Expanding Constitutional Values

The Constitutional Court’s recognition of ‘childhood’ as a constitutional value also represents an expansion of constitutional interpretation and protection for children. By establishing childhood as a distinctly protected constitutional value under Article 38(2), the Court created a robust framework that goes beyond basic legal protections to acknowledge the unique developmental nature of childhood itself. This interpretation recognizes that childhood is not merely a chronological stage but a critical period of personality formation encompassing physical, mental, and social maturation. Secondly, the Court strengthened this protection by explicitly connecting Article 38(2) with Article 39(3), creating a comprehensive constitutional shield that mandates both States to take proactive measures in creating an environment favourable to childhood development, rather than merely providing reactive protections.

The Court’s reasoning is also particularly significant as it moves beyond viewing children merely as objects of protection to recognizing them as rights-bearing subjects whose interests must be ‘taken into account first’ in all relevant decision-making processes. This shift in perspective could be instrumental in future cases where children’s participatory rights are at issue, such as in cases involving their right to be heard in decisions affecting them or their right to participate in public life appropriate to their age and maturity. This interpretation could be particularly relevant in future cases including family law cases, wherein ‘childhood’ as a constitutional value could influence decisions about custody arrangements, adoption policies, and child welfare interventions. In cases involving juvenile justice, this constitutional framework could support more rehabilitative rather than punitive approaches, given the Court’s emphasis on developing ‘honest people and loyal citizens.’

Leaving the LGBTQ+ Rights in the Closet?

While the ruling reflects progressive interpretation in expanding both family rights and child protection, it notably falls short in addressing the inherent discrimination against the LGBTQ+ community embedded in Article 4(2)(16). The Constitutional Court acknowledged that restricting information about different family models would hinder the development of minors as mature, comprehensive personalities, but it carefully avoided explicitly stating that the law was discriminatory against LGBTQ+ individuals and families. The Court maintained a more conservative judicial approach that, while achieving a positive outcome for LGBTQ+ rights, did not directly challenge the underlying discriminatory attitudes and practices that gave rise to the law in the first place.

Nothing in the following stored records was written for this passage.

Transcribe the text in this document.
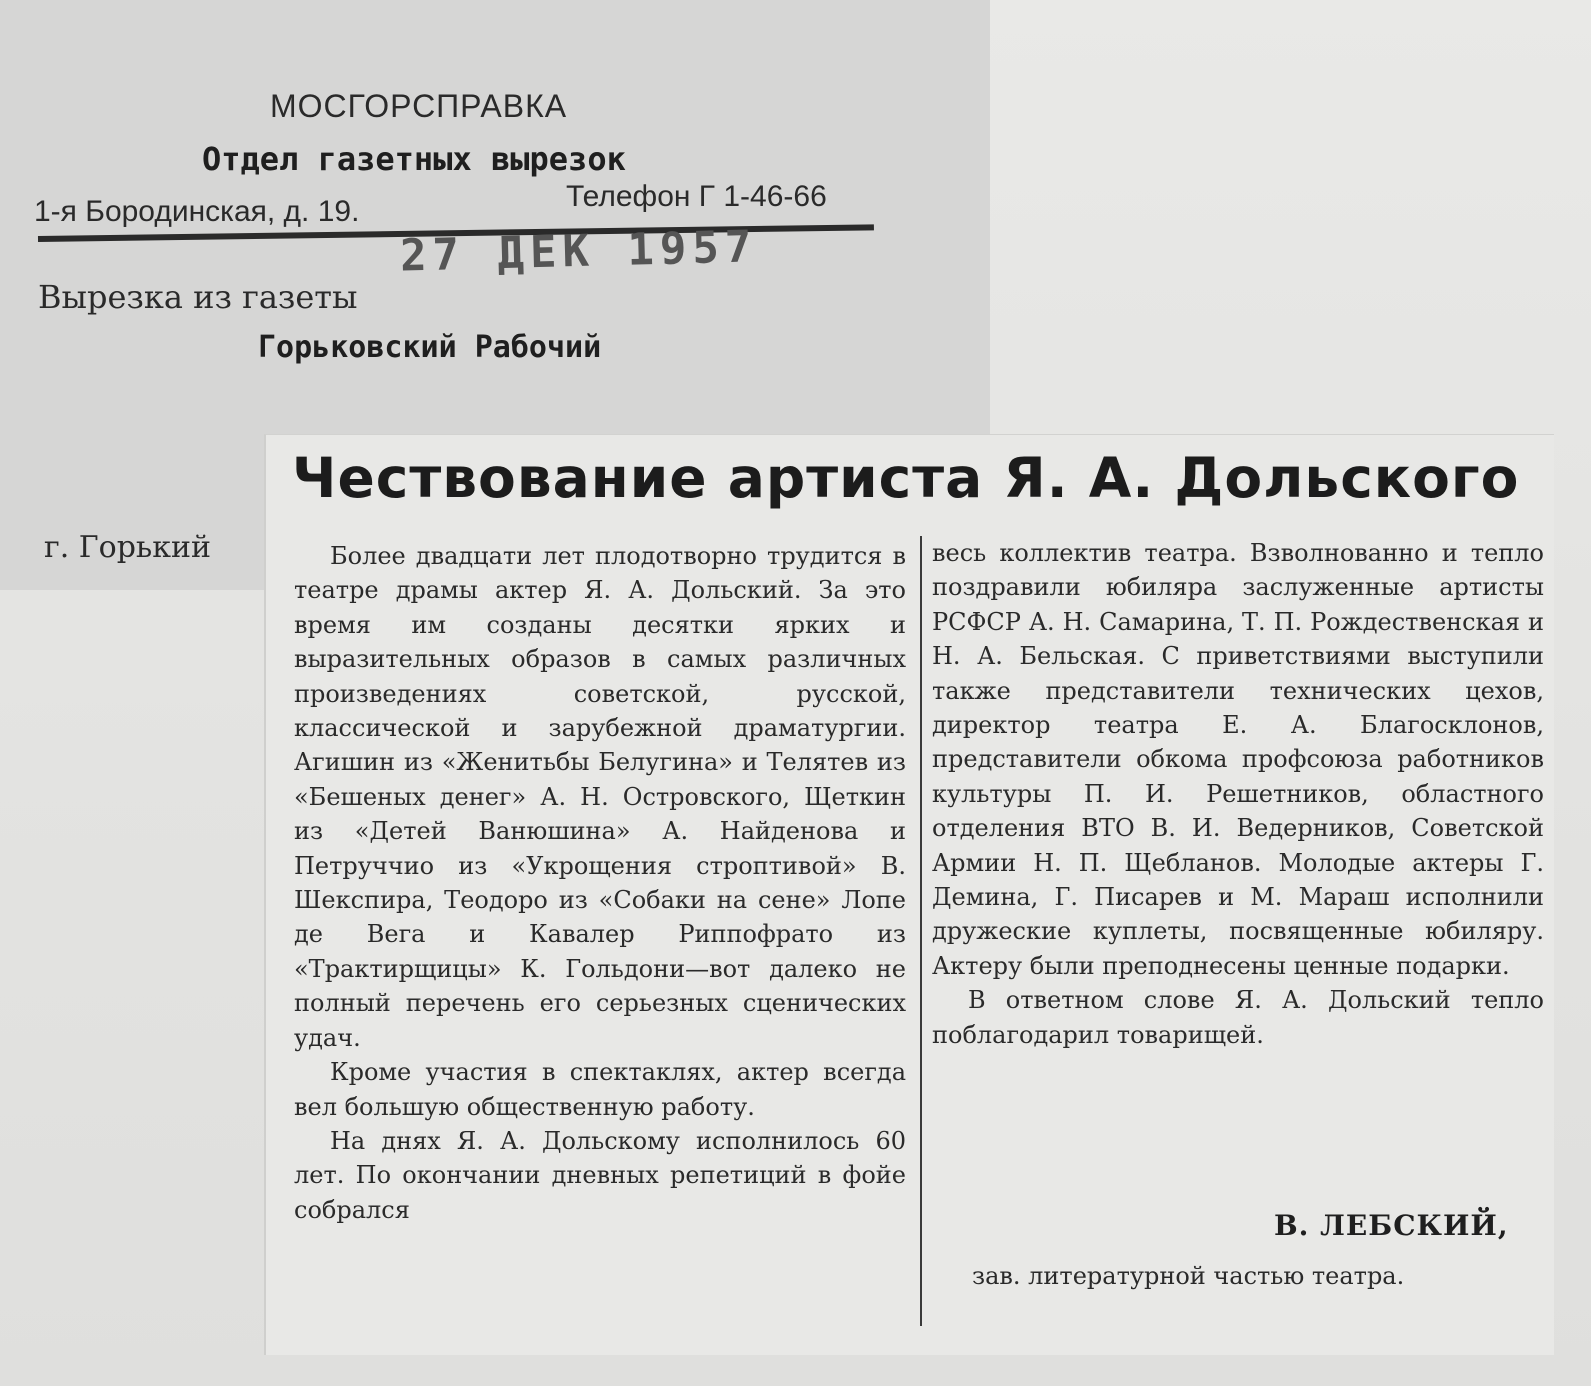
МОСГОРСПРАВКА
Отдел газетных вырезок
1-я Бородинская, д. 19.	Телефон Г 1-46-66
27 ДЕК 1957
Вырезка из газеты
Горьковский Рабочий
г. Горький
Чествование артиста Я. А. Дольского

Более двадцати лет плодотворно трудится в театре драмы актер Я. А. Дольский. За это время им созданы десятки ярких и выразительных образов в самых различных произведениях советской, русской, классической и зарубежной драматургии. Агишин из «Женитьбы Белугина» и Телятев из «Бешеных денег» А. Н. Островского, Щеткин из «Детей Ванюшина» А. Найденова и Петруччио из «Укрощения строптивой» В. Шекспира, Теодоро из «Собаки на сене» Лопе де Вега и Кавалер Риппофрато из «Трактирщицы» К. Гольдони—вот далеко не полный перечень его серьезных сценических удач.

Кроме участия в спектаклях, актер всегда вел большую общественную работу.

На днях Я. А. Дольскому исполнилось 60 лет. По окончании дневных репетиций в фойе собрался

весь коллектив театра. Взволнованно и тепло поздравили юбиляра заслуженные артисты РСФСР А. Н. Самарина, Т. П. Рождественская и Н. А. Бельская. С приветствиями выступили также представители технических цехов, директор театра Е. А. Благосклонов, представители обкома профсоюза работников культуры П. И. Решетников, областного отделения ВТО В. И. Ведерников, Советской Армии Н. П. Щебланов. Молодые актеры Г. Демина, Г. Писарев и М. Мараш исполнили дружеские куплеты, посвященные юбиляру. Актеру были преподнесены ценные подарки.

В ответном слове Я. А. Дольский тепло поблагодарил товарищей.

В. ЛЕБСКИЙ,
зав. литературной частью театра.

This cautious approach reflects a broader pattern in European jurisprudence where courts often prefer to address LGBTQ+ rights through the lens of broader constitutional principles rather than direct anti-discrimination reasoning. [See the Concurring Opinion in Macatė] [Also, See Fedele]  The Constitutional Court could have used this case as an opportunity to explicitly recognize that laws restricting information about same-sex relationships constitute discrimination based on ‘sexual orientation’, similar to the rationale of the ECtHR in Macatė wherein the ECtHR held that the restriction under Article 4(2)(16) was solely based on ‘sexual orientation’. [See Milkaitė here] This missed opportunity is significant given the growing jurisprudence of these restrictive laws in other European countries, including Bulgaria, Hungary and Russia, and the requisite for judicial precedents directly addressing such discrimination against LGBTQ individuals and community members.